Coming on the heels of 22-year-old wrestler Sakshi Malik’s bronze medal, Sindhu’s silver suddenly changed the sullenness that had enveloped the country in the disappointing first 12 days of the Olympics to ecstasy
Indeed the three best performers from India at these Olympics — wrestler Sakshi Malik and gymnast Dipa Karmakar apart from Sindhu — were all unexpected successes. And in each case, it was a come-from-behind achievement.
The quarter-final against China’s Wang Yihan was a see-saw battle of skill and nerves which Sindhu won despite the lead changing hands frequently. In the semis, she was trailing in the second game against Japan’s Nozomi Okuhara before drawing level at 10-10 and then reeling off 11 points in a row in a stunning display.
Malik hovered only on the margins of expectations. The lead India woman grappler, Vinesh, went by the celebrated surname of Phogat. Babita Kumari was part of the extended Phogat family. Malik was almost an appendage in the scheme of things.
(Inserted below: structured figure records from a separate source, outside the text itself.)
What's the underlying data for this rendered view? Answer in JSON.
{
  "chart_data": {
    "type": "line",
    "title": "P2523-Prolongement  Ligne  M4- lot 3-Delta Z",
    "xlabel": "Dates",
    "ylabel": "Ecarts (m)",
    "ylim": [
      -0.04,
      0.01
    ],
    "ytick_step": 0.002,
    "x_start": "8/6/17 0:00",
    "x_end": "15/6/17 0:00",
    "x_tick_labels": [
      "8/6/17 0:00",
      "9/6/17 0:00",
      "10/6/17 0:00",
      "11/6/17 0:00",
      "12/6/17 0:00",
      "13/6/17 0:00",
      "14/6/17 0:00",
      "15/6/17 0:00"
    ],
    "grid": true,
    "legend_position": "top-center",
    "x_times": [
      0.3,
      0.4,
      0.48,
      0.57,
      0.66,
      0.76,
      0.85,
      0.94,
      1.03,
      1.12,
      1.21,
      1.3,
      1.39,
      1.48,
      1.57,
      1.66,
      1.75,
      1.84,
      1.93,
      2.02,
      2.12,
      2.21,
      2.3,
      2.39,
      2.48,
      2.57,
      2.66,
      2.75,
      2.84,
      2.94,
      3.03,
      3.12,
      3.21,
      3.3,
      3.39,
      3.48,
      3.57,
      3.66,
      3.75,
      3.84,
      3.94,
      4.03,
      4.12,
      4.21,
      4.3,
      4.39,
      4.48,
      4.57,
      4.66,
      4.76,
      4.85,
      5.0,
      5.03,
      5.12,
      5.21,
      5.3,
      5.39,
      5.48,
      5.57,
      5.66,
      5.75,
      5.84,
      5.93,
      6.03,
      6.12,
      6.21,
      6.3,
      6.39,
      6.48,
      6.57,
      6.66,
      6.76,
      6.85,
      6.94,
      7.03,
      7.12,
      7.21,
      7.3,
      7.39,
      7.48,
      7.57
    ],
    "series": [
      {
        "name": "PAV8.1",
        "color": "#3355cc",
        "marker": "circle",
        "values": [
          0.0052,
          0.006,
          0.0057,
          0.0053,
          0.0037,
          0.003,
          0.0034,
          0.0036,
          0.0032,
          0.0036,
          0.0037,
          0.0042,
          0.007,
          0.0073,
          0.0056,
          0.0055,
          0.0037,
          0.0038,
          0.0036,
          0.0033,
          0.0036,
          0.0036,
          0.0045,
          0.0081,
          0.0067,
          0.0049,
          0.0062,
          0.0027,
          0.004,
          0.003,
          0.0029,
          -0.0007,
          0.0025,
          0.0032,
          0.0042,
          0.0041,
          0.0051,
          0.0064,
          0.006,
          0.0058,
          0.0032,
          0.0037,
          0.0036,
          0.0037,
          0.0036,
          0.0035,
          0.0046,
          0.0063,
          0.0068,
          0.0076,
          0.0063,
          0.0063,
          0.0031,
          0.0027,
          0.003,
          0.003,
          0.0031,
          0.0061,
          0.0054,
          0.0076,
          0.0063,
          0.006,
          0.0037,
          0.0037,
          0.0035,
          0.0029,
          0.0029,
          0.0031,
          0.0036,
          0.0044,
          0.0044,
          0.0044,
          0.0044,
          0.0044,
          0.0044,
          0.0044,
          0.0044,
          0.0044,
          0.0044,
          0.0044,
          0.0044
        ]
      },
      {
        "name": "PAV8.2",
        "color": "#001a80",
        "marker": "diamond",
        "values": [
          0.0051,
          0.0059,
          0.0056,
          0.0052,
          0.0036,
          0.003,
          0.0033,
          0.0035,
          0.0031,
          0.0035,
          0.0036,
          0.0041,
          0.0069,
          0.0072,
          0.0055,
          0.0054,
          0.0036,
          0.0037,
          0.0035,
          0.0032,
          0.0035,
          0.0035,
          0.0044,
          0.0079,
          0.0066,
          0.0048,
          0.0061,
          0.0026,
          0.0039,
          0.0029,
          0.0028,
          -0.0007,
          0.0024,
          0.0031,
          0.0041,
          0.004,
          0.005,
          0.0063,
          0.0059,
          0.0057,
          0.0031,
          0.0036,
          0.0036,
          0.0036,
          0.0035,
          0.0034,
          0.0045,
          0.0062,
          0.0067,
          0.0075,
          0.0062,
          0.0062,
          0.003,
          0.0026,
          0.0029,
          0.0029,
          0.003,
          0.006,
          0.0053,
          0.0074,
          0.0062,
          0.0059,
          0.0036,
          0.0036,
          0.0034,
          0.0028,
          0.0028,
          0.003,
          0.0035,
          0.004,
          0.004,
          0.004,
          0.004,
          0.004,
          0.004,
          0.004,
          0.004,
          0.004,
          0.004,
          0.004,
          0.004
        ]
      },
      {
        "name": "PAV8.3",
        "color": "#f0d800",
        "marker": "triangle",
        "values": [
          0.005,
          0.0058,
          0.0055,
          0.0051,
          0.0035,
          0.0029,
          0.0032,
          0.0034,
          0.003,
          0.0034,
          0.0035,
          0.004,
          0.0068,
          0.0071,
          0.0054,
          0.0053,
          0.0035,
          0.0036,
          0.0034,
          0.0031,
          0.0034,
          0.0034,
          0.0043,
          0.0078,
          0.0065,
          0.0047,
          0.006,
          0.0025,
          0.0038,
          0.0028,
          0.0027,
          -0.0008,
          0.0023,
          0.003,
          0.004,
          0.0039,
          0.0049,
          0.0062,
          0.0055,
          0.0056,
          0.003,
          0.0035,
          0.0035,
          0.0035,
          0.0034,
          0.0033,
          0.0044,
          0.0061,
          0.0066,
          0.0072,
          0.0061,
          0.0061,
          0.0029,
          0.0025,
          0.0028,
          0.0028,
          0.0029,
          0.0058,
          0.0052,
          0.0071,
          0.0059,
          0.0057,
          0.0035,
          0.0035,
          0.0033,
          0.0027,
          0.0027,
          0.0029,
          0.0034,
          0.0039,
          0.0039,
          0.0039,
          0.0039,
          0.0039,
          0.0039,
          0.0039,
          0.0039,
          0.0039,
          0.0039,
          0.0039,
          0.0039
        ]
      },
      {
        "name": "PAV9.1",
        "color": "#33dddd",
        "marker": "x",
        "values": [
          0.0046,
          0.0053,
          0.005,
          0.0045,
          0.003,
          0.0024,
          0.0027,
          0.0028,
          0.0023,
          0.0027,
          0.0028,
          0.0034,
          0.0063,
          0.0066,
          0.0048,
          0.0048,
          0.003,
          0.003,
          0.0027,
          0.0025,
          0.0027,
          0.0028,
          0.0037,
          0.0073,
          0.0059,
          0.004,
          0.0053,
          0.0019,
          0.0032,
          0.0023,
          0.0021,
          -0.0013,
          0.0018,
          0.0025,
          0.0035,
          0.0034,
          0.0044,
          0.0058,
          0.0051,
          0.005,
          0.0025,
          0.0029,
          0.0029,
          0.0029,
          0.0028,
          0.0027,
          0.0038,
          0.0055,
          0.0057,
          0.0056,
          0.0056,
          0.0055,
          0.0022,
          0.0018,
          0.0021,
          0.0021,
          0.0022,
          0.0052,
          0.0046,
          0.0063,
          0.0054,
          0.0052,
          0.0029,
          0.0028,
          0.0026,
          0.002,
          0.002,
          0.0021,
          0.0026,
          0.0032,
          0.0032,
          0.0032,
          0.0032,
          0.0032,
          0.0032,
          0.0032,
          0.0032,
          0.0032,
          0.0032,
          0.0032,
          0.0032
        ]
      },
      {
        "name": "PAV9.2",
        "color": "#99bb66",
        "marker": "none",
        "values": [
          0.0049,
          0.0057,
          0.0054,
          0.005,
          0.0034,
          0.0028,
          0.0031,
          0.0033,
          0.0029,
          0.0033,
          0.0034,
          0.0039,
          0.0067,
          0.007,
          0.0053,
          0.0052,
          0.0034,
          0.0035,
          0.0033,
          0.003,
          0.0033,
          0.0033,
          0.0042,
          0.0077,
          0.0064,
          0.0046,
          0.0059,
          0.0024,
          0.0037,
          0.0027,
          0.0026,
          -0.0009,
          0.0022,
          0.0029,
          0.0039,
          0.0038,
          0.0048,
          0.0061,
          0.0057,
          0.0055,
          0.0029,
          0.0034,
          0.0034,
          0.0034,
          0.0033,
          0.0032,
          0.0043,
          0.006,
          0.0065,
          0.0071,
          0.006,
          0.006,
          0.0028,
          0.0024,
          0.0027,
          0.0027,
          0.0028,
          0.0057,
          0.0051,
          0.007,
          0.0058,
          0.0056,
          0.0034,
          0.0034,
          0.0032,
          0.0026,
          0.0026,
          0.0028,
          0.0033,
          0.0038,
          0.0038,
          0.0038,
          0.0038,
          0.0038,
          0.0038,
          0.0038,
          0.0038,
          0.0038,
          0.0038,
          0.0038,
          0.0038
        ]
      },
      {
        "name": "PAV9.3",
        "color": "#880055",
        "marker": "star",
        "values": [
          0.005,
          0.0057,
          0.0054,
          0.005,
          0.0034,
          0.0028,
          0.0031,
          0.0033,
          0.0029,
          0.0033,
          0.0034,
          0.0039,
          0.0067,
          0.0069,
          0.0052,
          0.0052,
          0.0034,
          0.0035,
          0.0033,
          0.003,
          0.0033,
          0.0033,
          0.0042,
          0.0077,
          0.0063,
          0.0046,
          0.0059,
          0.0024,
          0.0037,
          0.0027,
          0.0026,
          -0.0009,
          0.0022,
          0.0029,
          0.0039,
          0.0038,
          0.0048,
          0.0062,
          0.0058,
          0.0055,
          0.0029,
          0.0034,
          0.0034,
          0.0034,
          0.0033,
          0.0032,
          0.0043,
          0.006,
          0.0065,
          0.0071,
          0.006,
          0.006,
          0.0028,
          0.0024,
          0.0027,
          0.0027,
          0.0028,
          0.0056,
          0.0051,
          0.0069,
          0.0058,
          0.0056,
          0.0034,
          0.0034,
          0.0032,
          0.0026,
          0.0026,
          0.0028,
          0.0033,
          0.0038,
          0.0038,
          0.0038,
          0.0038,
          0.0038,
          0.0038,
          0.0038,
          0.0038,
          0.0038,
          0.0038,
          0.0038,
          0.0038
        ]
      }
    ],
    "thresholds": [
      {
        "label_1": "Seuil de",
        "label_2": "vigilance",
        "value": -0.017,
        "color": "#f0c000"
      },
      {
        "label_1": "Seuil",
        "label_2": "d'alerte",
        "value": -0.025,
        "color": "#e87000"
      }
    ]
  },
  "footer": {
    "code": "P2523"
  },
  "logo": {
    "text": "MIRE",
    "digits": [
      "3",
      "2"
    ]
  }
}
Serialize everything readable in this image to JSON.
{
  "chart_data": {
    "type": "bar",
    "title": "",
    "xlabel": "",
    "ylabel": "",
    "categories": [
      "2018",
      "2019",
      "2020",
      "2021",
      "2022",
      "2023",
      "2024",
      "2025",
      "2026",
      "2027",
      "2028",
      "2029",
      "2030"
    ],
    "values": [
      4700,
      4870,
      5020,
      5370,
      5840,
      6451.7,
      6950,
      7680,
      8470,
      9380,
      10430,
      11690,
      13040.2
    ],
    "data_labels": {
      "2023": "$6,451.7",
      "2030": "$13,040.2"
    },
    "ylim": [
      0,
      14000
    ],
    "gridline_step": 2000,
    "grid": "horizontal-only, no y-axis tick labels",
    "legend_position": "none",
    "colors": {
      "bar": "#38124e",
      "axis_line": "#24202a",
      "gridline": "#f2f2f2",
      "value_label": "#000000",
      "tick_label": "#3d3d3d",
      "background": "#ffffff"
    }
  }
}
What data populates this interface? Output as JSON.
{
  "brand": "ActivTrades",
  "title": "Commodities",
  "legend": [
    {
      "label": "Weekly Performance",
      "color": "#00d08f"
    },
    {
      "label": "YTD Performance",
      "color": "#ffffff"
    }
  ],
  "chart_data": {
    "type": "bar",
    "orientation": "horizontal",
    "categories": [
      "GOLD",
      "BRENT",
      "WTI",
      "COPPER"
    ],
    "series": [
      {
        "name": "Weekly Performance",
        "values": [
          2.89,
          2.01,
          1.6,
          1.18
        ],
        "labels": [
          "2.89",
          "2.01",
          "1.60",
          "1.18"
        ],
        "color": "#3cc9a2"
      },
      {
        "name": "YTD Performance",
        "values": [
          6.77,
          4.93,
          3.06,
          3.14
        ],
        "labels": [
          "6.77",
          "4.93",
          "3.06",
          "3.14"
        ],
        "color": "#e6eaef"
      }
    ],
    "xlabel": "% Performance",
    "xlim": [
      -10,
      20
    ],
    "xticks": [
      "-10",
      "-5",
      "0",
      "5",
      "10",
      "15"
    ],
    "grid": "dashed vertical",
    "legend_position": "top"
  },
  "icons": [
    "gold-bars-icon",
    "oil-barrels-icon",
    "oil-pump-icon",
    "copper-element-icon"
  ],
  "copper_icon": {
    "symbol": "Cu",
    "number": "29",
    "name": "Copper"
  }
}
In each bout till the quarter-finals, she trailed before fighting back. When she got a foot in the door for a medal through the repachage system, Malik went on to clinch the bronze by winning two successive matches, staging a magnificent comeback in points in both. In some ways though, perhaps the most dramatic achievement was of Dipa Karmakar though she did not win a medal. Unlike Sindhu, who comes from a sporting family, and Malik, who has been nurtured by her state (Haryana) and the wrestling federation, Karmakar’s was a lonely, uphill struggle.
Hailing from Tripura, a state not usually on the radar of Indian life in any sphere, and given her underprivileged background, Dipa’s is an astonishing saga of grit, ambition and massive, do-or-die risk-taking.
Who would have ever thought that an Indian gymnast would qualify for the Olympics And then go on to reach the final of the vault event And in that event, perform the dangerous ‘Produnova’ vault so well that she would finish fourth, missing the bronze by a whisker
Sindhu, Sakshi and Dipa between them won only two medals, but have sparked off self-belief and optimism for the future of Indian sport. It is significant too that all three are women.
It shows the medal potential in the country if social and gender prejudices are cast aside and more girls are exposed to sports. Their number is still meagre. For that, the onus is one each one of us.
In my opinion, this is the main takeaway from India’s Rio campaign.